White delight and, indeed, any expresion of pleasure at Mr. Tekere's predicament from the rival Nkomo wing within the coalition government can only further embarass Mr. Mugabe. He probably does not wish to be portrayed as the man who is trusted both by the whites and Joshua Nkomo, which might result in alienating some of his own grass-roots support.
One indication of this situation is apparent from the speculation here that should it be necessary to replace Mr. Tekere as powerful secretary-general of the ruling party, Mr. Mugabe is no longer in favor of his close ally, Dr. Eddison Zvobgo, but instead of someone less closely aligned with the Mugabe "centerists."
In addition to the unfortunate Tekere affair, Mr. Mugabe had had to grapple in recent days with an astonishing and ill-timed outburst by General Walls, the country's former interim military commander. General Walls, who also had been commander of the Rhodesian security forces in the seven-year guerilla war, was a surprise choice -- but a popular one with the whites -- as head of the joint military command when Mr. Mugabe took office in March.
The general's continued presence at the military helm was seen as an important bulwark to white confidence. Then, last month, the general announced that he was quitting as of July 29, claiming that there were no political reasons for his premature retirement.
The task of integrating the three former armies -- the ZANLA guerrillas loyal to Mr. Mugabe, the ZIPRA (Zimbabwe People's Liberation Army) guerrillas of Mr. Nkomo, and the former Rhodesian security forces -- was going sufficiently smoothly for him to retire, General Walls said.
But this week, in BBC television interview and subsequently on Radio South Africa, the general adopted a very different attitude, warning that civil war in Zimbabwe was "a distinct possibility" and that the country would have to go "through the rapids" before it could achieve stability.
On South African television the general added that there was a possibility that majority rule would "fail" in Zimbabwe.
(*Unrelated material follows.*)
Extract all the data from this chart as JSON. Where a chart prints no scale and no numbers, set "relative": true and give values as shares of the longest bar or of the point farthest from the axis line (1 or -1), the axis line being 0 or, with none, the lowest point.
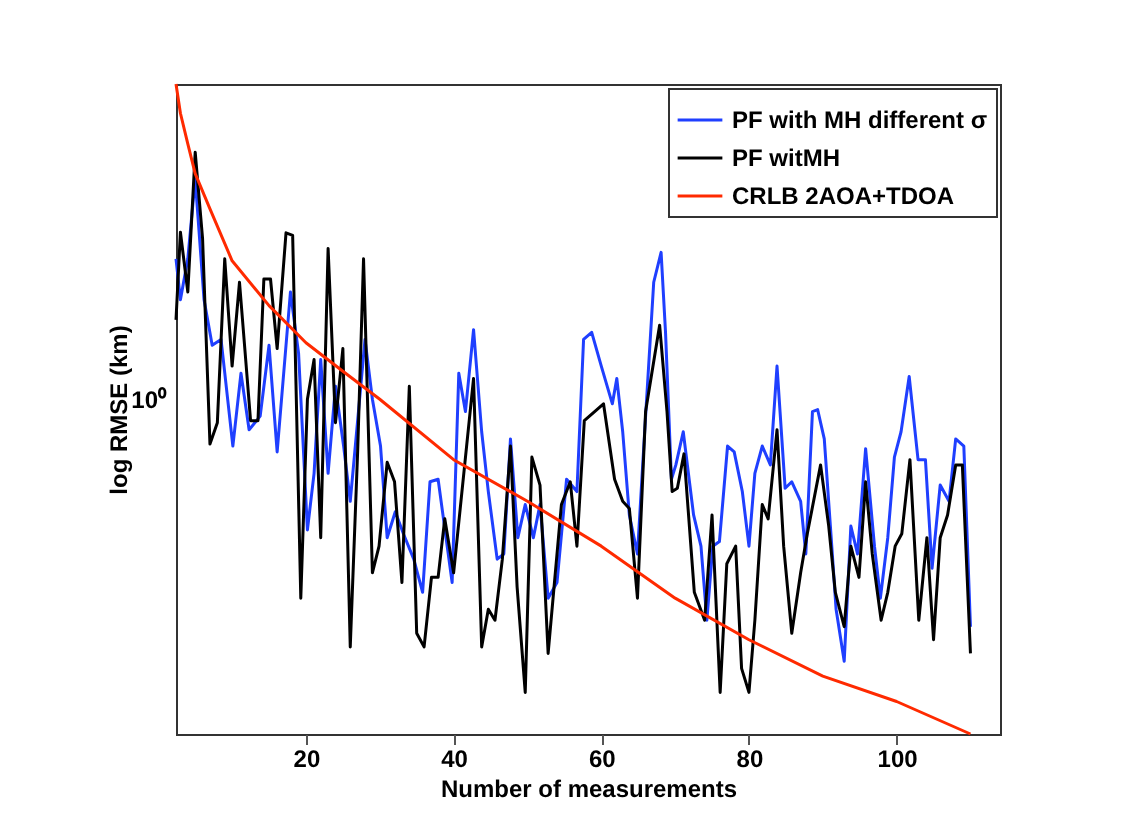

The next few months were crucial, he said, pointing out that a great deal could depend on the ZANU-PF party congress, which could be held later in the year.
"Sooner or later Mr. Mugabe has got to show exactly where he stands," General Walls said. "He cannot be with the hares and with the hounds at the same time."
The general admitted, too, that when he learned of the election results he had asked the British prime minister to annul the voting. There had been some "pretty bloody clashes" between the Nkomo and Mugabe guerrillas, he said, resulting in "many deaths."
Not surprisingly, these comments went over very badly with the Zimbabwe prime minister. Mr. Mugabe was reportedly "dismayed" and "upset" at the general's statments. More important, probably, is their impact on two considerations that are increasingly vital tot he country's economic prospects.
The first is how the whites will react to the general's gloomy assessment of the political future. The second is what impact will his comments have on international investment interest in Zimbabwe.
The immediate reaction is that his statements are likely to have had a negative effect both on white morale on investor sentiment. This is a great pity, as Mr. Mugabe's first budget, presented to Parliament late last month, went some way toward rehabilitating business confidence.
Precisely why General Walls decided to give vent to his personal feelings since his resignation remains unclear. The effects have been anything but helpful to the cause of moderation which he claims to support.
A further worrying aspect for Mr. Mugabe and for all concerned about the stability of Zimbabwe high court judge in which Mr. Tekere was seeking bail.
Judge Tony Smith said in his judgment refusing bail to the minister of manpower planning and development that the prosecution opposed bail because "there are various places in the country to which the police did not have free access because the persons in control would not allow it." This apparently is a reference to guerrilla assembly camps, in which the ex-guerrillas are in control.